The counter-argument often put forward is that listed investments contain ‘beta risk’; i.e., are subject to the volatility of the broader equities market because they are listed on an exchange. The merit of this argument is rather difficult to follow. For example, in the event that an asset is 50% privately traded and 50% publicly traded, it is difficult to make the case that the publicly traded portion of the same asset carries higher risk.
Given the above, it is rather surprising that many institutional investors deem private-market assets lower risk than their publicly traded equivalents. In the eyes of rational investors, asset valuation frequency has no bearing on an asset’s fundamental business risk; however, the more frequently an asset is valued, the lower the investment risk it presents.
6. More mispricing opportunities
The nature of listed markets provides skilled investors with the opportunity to purchase assets at a material discount to their intrinsic value or to sell them at material premiums.
In recent years, demand-and-supply dynamics for private-market infrastructure have shifted such that many of these assets have been acquired at valuation premiums to their publicly traded alternatives.
As shown in Chart 6, within the UK utilities sector, valuation differences have been pronounced.

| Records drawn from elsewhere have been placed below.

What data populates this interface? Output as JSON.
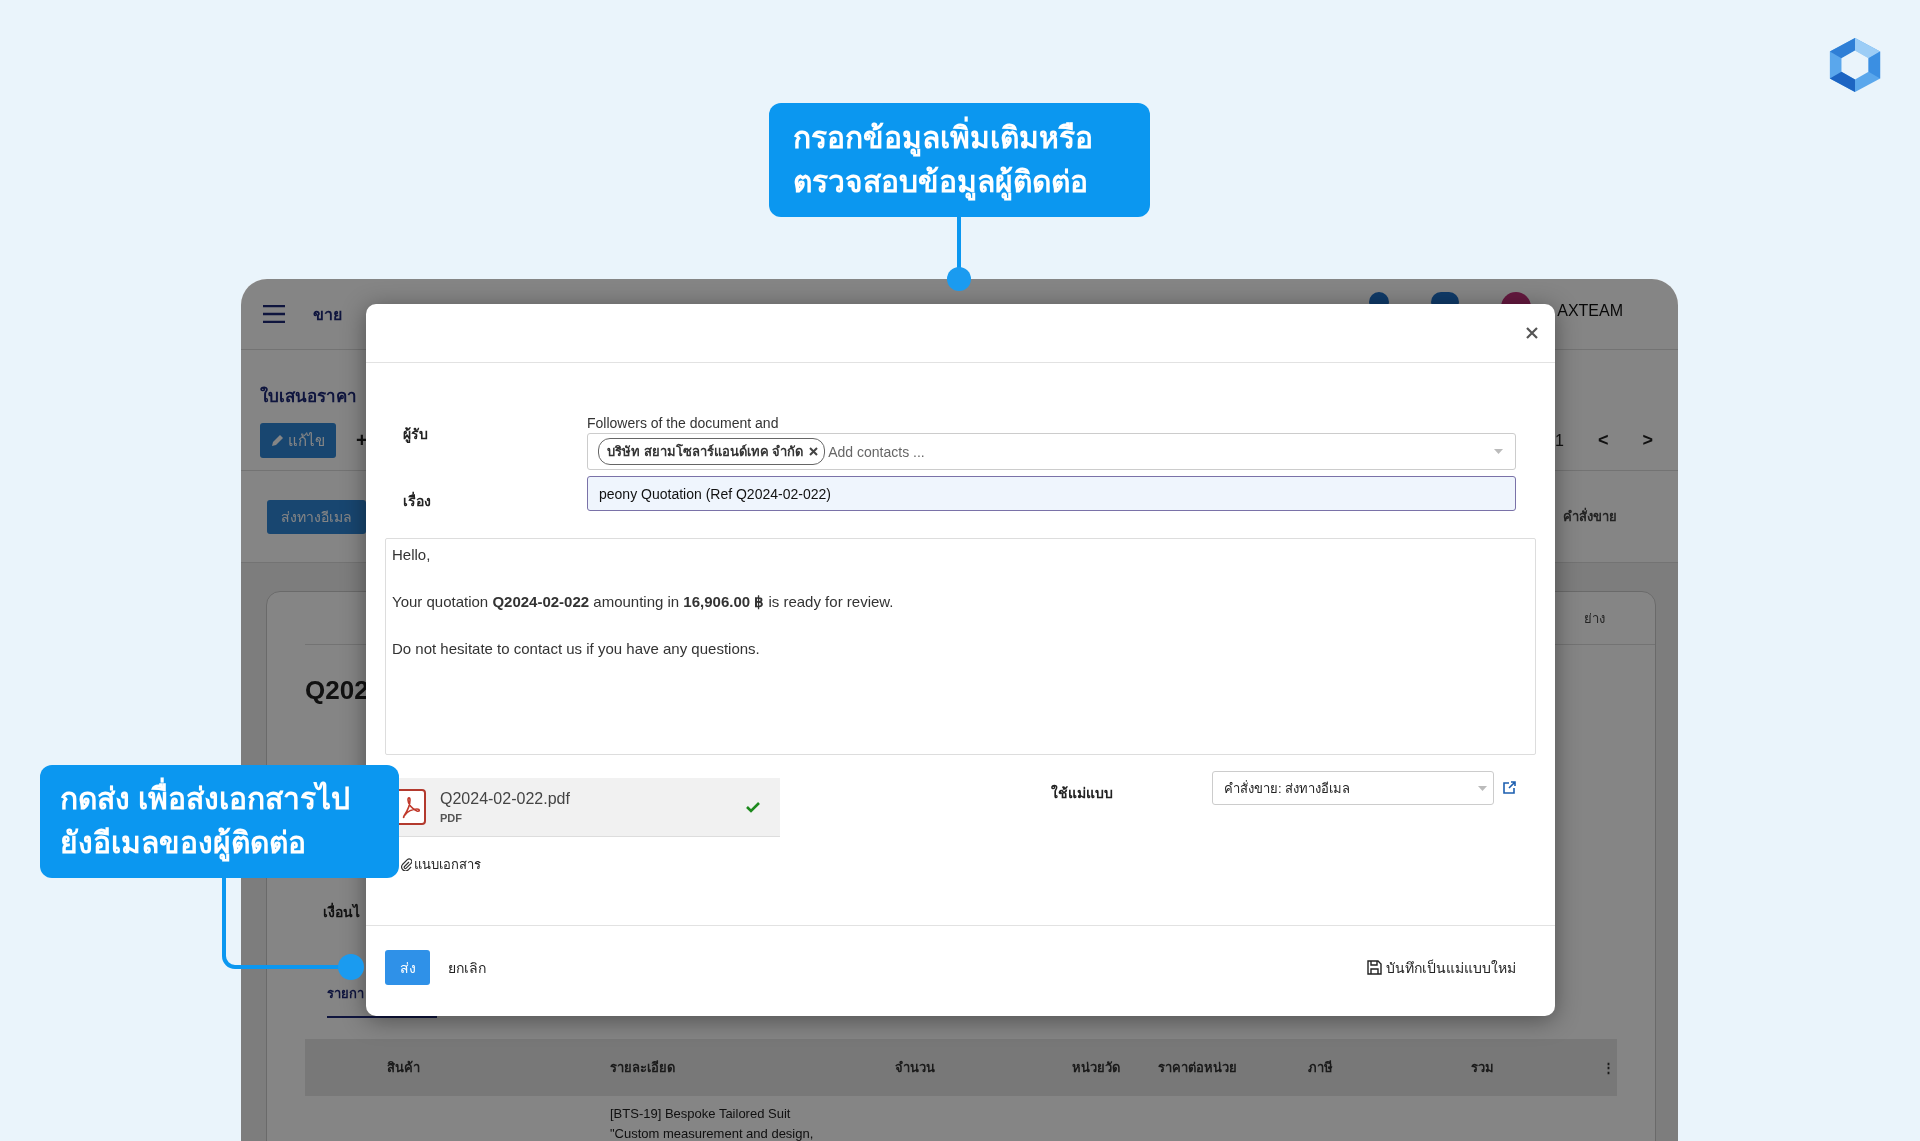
{
  "callouts": [
    {
      "lines": [
        "กรอกข้อมูลเพิ่มเติมหรือ",
        "ตรวจสอบข้อมูลผู้ติดต่อ"
      ]
    },
    {
      "lines": [
        "กดส่ง เพื่อส่งเอกสารไป",
        "ยังอีเมลของผู้ติดต่อ"
      ]
    }
  ],
  "app": {
    "header": {
      "module": "ขาย",
      "user": "AXTEAM"
    },
    "page_title": "ใบเสนอราคา",
    "edit_button": "แก้ไข",
    "add_symbol": "+",
    "pager": {
      "value": "1",
      "prev": "<",
      "next": ">"
    },
    "email_button": "ส่งทางอีเมล",
    "smart_button": "คำสั่งขาย",
    "sheet": {
      "tab_right": "ย่าง",
      "doc_number": "Q202",
      "field_label": "เงื่อนไ",
      "lines_tab": "รายกา",
      "table": {
        "columns": [
          "สินค้า",
          "รายละเอียด",
          "จำนวน",
          "หน่วยวัด",
          "ราคาต่อหน่วย",
          "ภาษี",
          "รวม",
          "⋮"
        ],
        "rows": [
          {
            "description": [
              "[BTS-19] Bespoke Tailored Suit",
              "\"Custom measurement and design,"
            ]
          }
        ]
      }
    }
  },
  "dialog": {
    "recipients_label": "ผู้รับ",
    "recipients_hint": "Followers of the document and",
    "recipients": [
      {
        "name": "บริษัท สยามโซลาร์แอนด์เทค จำกัด"
      }
    ],
    "recipients_placeholder": "Add contacts ...",
    "subject_label": "เรื่อง",
    "subject": "peony Quotation (Ref Q2024-02-022)",
    "body": [
      "Hello,",
      "Your quotation **Q2024-02-022** amounting in **16,906.00 ฿** is ready for review.",
      "Do not hesitate to contact us if you have any questions."
    ],
    "attachments": [
      {
        "name": "Q2024-02-022.pdf",
        "type": "PDF",
        "uploaded": true
      }
    ],
    "attach_link": "แนบเอกสาร",
    "template_label": "ใช้แม่แบบ",
    "template": "คำสั่งขาย: ส่งทางอีเมล",
    "send_button": "ส่ง",
    "cancel_button": "ยกเลิก",
    "save_template_button": "บันทึกเป็นแม่แบบใหม่"
  }
}
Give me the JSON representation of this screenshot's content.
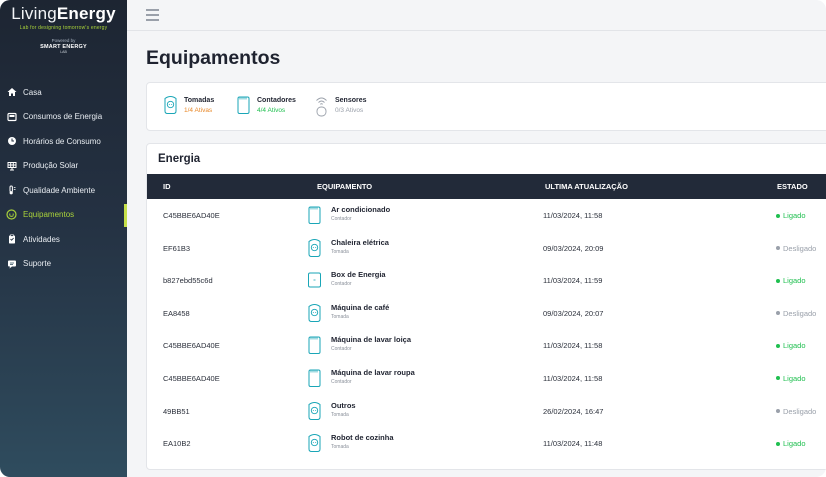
{
  "brand": {
    "name_light": "Living",
    "name_bold": "Energy",
    "tagline": "Lab for designing tomorrow's energy",
    "powered_by": "Powered by",
    "powered_brand": "SMART ENERGY",
    "powered_sub": "LAB"
  },
  "sidebar": {
    "items": [
      {
        "label": "Casa",
        "icon": "home-icon",
        "active": false
      },
      {
        "label": "Consumos de Energia",
        "icon": "meter-icon",
        "active": false
      },
      {
        "label": "Horários de Consumo",
        "icon": "clock-icon",
        "active": false
      },
      {
        "label": "Produção Solar",
        "icon": "solar-panel-icon",
        "active": false
      },
      {
        "label": "Qualidade Ambiente",
        "icon": "thermometer-icon",
        "active": false
      },
      {
        "label": "Equipamentos",
        "icon": "plug-icon",
        "active": true
      },
      {
        "label": "Atividades",
        "icon": "clipboard-icon",
        "active": false
      },
      {
        "label": "Suporte",
        "icon": "support-icon",
        "active": false
      }
    ]
  },
  "page": {
    "title": "Equipamentos"
  },
  "summary": [
    {
      "title": "Tomadas",
      "sub": "1/4 Ativas",
      "icon": "socket-icon",
      "color": "#e8892b"
    },
    {
      "title": "Contadores",
      "sub": "4/4 Ativos",
      "icon": "counter-icon",
      "color": "#1fbf4f"
    },
    {
      "title": "Sensores",
      "sub": "0/3 Ativos",
      "icon": "sensor-icon",
      "color": "#9aa0aa"
    }
  ],
  "energy": {
    "title": "Energia",
    "columns": {
      "id": "ID",
      "equipment": "EQUIPAMENTO",
      "updated": "ULTIMA ATUALIZAÇÃO",
      "state": "ESTADO"
    },
    "rows": [
      {
        "id": "C45BBE6AD40E",
        "name": "Ar condicionado",
        "type": "Contador",
        "icon": "counter-icon",
        "date": "11/03/2024, 11:58",
        "state": "Ligado",
        "on": true
      },
      {
        "id": "EF61B3",
        "name": "Chaleira elétrica",
        "type": "Tomada",
        "icon": "socket-icon",
        "date": "09/03/2024, 20:09",
        "state": "Desligado",
        "on": false
      },
      {
        "id": "b827ebd55c6d",
        "name": "Box de Energia",
        "type": "Contador",
        "icon": "box-icon",
        "date": "11/03/2024, 11:59",
        "state": "Ligado",
        "on": true
      },
      {
        "id": "EA8458",
        "name": "Máquina de café",
        "type": "Tomada",
        "icon": "socket-icon",
        "date": "09/03/2024, 20:07",
        "state": "Desligado",
        "on": false
      },
      {
        "id": "C45BBE6AD40E",
        "name": "Máquina de lavar loiça",
        "type": "Contador",
        "icon": "counter-icon",
        "date": "11/03/2024, 11:58",
        "state": "Ligado",
        "on": true
      },
      {
        "id": "C45BBE6AD40E",
        "name": "Máquina de lavar roupa",
        "type": "Contador",
        "icon": "counter-icon",
        "date": "11/03/2024, 11:58",
        "state": "Ligado",
        "on": true
      },
      {
        "id": "49BB51",
        "name": "Outros",
        "type": "Tomada",
        "icon": "socket-icon",
        "date": "26/02/2024, 16:47",
        "state": "Desligado",
        "on": false
      },
      {
        "id": "EA10B2",
        "name": "Robot de cozinha",
        "type": "Tomada",
        "icon": "socket-icon",
        "date": "11/03/2024, 11:48",
        "state": "Ligado",
        "on": true
      }
    ]
  },
  "colors": {
    "accent": "#a9d23a",
    "on": "#1fbf4f",
    "off": "#9aa0aa",
    "icon_stroke": "#1aa6b7"
  }
}
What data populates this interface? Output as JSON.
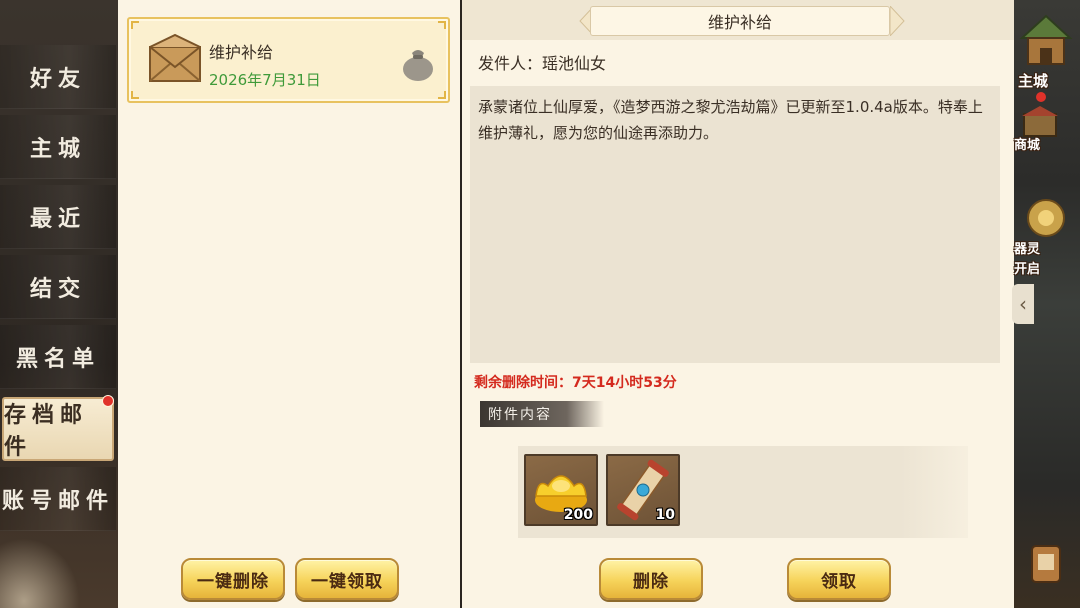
{
  "sidebar": {
    "tabs": [
      {
        "label": "好友"
      },
      {
        "label": "主城"
      },
      {
        "label": "最近"
      },
      {
        "label": "结交"
      },
      {
        "label": "黑名单"
      },
      {
        "label": "存档邮件",
        "active": true,
        "badge": "red-dot"
      },
      {
        "label": "账号邮件"
      }
    ]
  },
  "mail_list": {
    "items": [
      {
        "title": "维护补给",
        "date": "2026年7月31日",
        "icon": "envelope-icon",
        "attachment_icon": "money-bag-icon"
      }
    ],
    "delete_all_label": "一键删除",
    "claim_all_label": "一键领取"
  },
  "detail": {
    "title": "维护补给",
    "sender": "发件人：瑶池仙女",
    "body": "承蒙诸位上仙厚爱，《造梦西游之黎尤浩劫篇》已更新至1.0.4a版本。特奉上维护薄礼，愿为您的仙途再添助力。",
    "remaining_time": "剩余删除时间：7天14小时53分",
    "attachment_label": "附件内容",
    "attachments": [
      {
        "icon": "gold-ingot-icon",
        "qty": "200"
      },
      {
        "icon": "scroll-icon",
        "qty": "10"
      }
    ],
    "delete_label": "删除",
    "claim_label": "领取"
  },
  "game_edge": {
    "labels": [
      "主城",
      "商城",
      "器灵",
      "开启"
    ]
  },
  "colors": {
    "accent_gold": "#f6d35a",
    "date_green": "#3f9a3a",
    "warning_red": "#d42a1e",
    "panel_bg": "#fbf4e4"
  }
}
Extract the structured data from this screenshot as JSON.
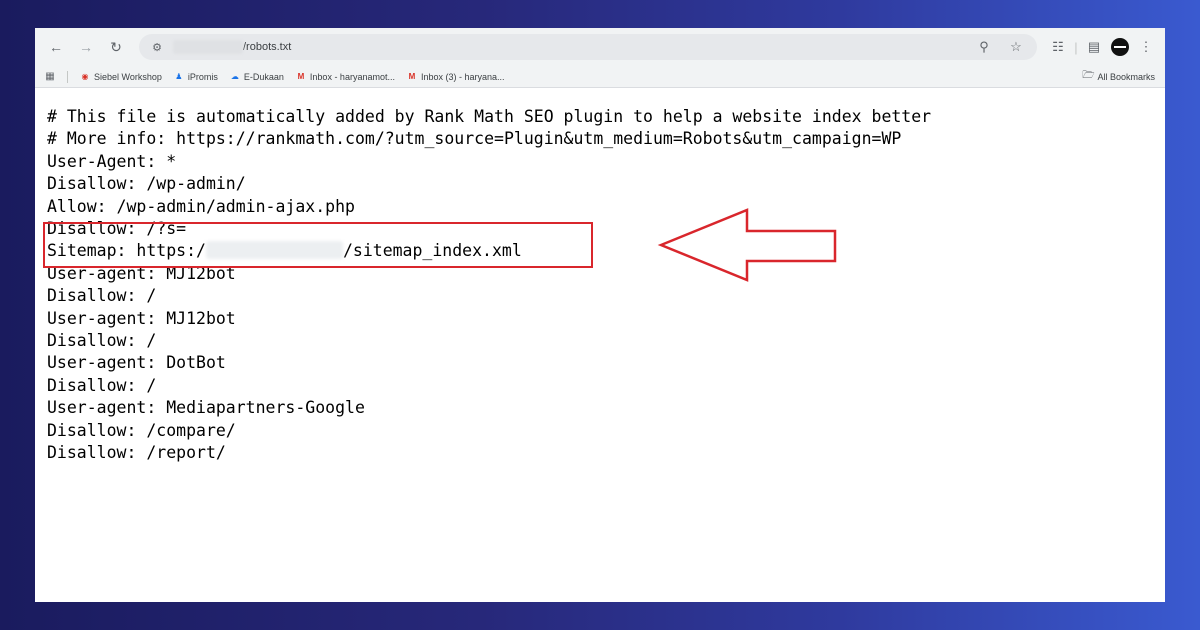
{
  "browser": {
    "url_suffix": "/robots.txt",
    "bookmarks": [
      {
        "label": "Siebel Workshop",
        "icon": "globe-icon",
        "color": "#d93025"
      },
      {
        "label": "iPromis",
        "icon": "people-icon",
        "color": "#1a73e8"
      },
      {
        "label": "E-Dukaan",
        "icon": "cloud-icon",
        "color": "#1a73e8"
      },
      {
        "label": "Inbox - haryanamot...",
        "icon": "gmail-icon",
        "color": "#d93025"
      },
      {
        "label": "Inbox (3) - haryana...",
        "icon": "gmail-icon",
        "color": "#d93025"
      }
    ],
    "all_bookmarks": "All Bookmarks"
  },
  "robots_lines": [
    "# This file is automatically added by Rank Math SEO plugin to help a website index better",
    "# More info: https://rankmath.com/?utm_source=Plugin&utm_medium=Robots&utm_campaign=WP",
    "User-Agent: *",
    "Disallow: /wp-admin/",
    "Allow: /wp-admin/admin-ajax.php",
    "Disallow: /?s=",
    "Sitemap: https:/",
    "User-agent: MJ12bot",
    "Disallow: /",
    "User-agent: MJ12bot",
    "Disallow: /",
    "User-agent: DotBot",
    "Disallow: /",
    "User-agent: Mediapartners-Google",
    "Disallow: /compare/",
    "Disallow: /report/"
  ],
  "sitemap_suffix": "/sitemap_index.xml",
  "annotation_color": "#d9262c"
}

Despite the country’s sophisticated regulatory regime that permits utilities to earn a set, fair return on their regulated asset base (which can be thought of as net tangible assets), and regardless of ownership, valuation premiums have persisted over the past decade. The chart shows private-market transaction valuations have exceeded trading multiples by between 20% and 50% to the underlying net tangible assets. The mispricing opportunities are also available within global airports.
Chart 6: Relative pricing opportunities within UK water utilities.
Sources: Company accounts, Magellan research.
Chart 7: Relative pricing opportunities within global airports.
Sources: Company accounts, Magellan research.
7. Transparency of assets from the outset
Another benefit of listed securities is that investors are well informed and aware of the likely assets that will form part of a listed infrastructure portfolio. This contrasts with private infrastructure funds that can often involve a ‘blind commitment’ to a fund that may, at the end of the investment period, hold lower-quality non-core assets than promised at the outset.
8. No forced asset sales
Another factor in favour of listed securities is that there are no forced asset sales. The closed-ended nature of private infrastructure funds can result in redeeming assets at sub-optimal market conditions. The open-ended nature of listed assets means exposure can be held indefinitely.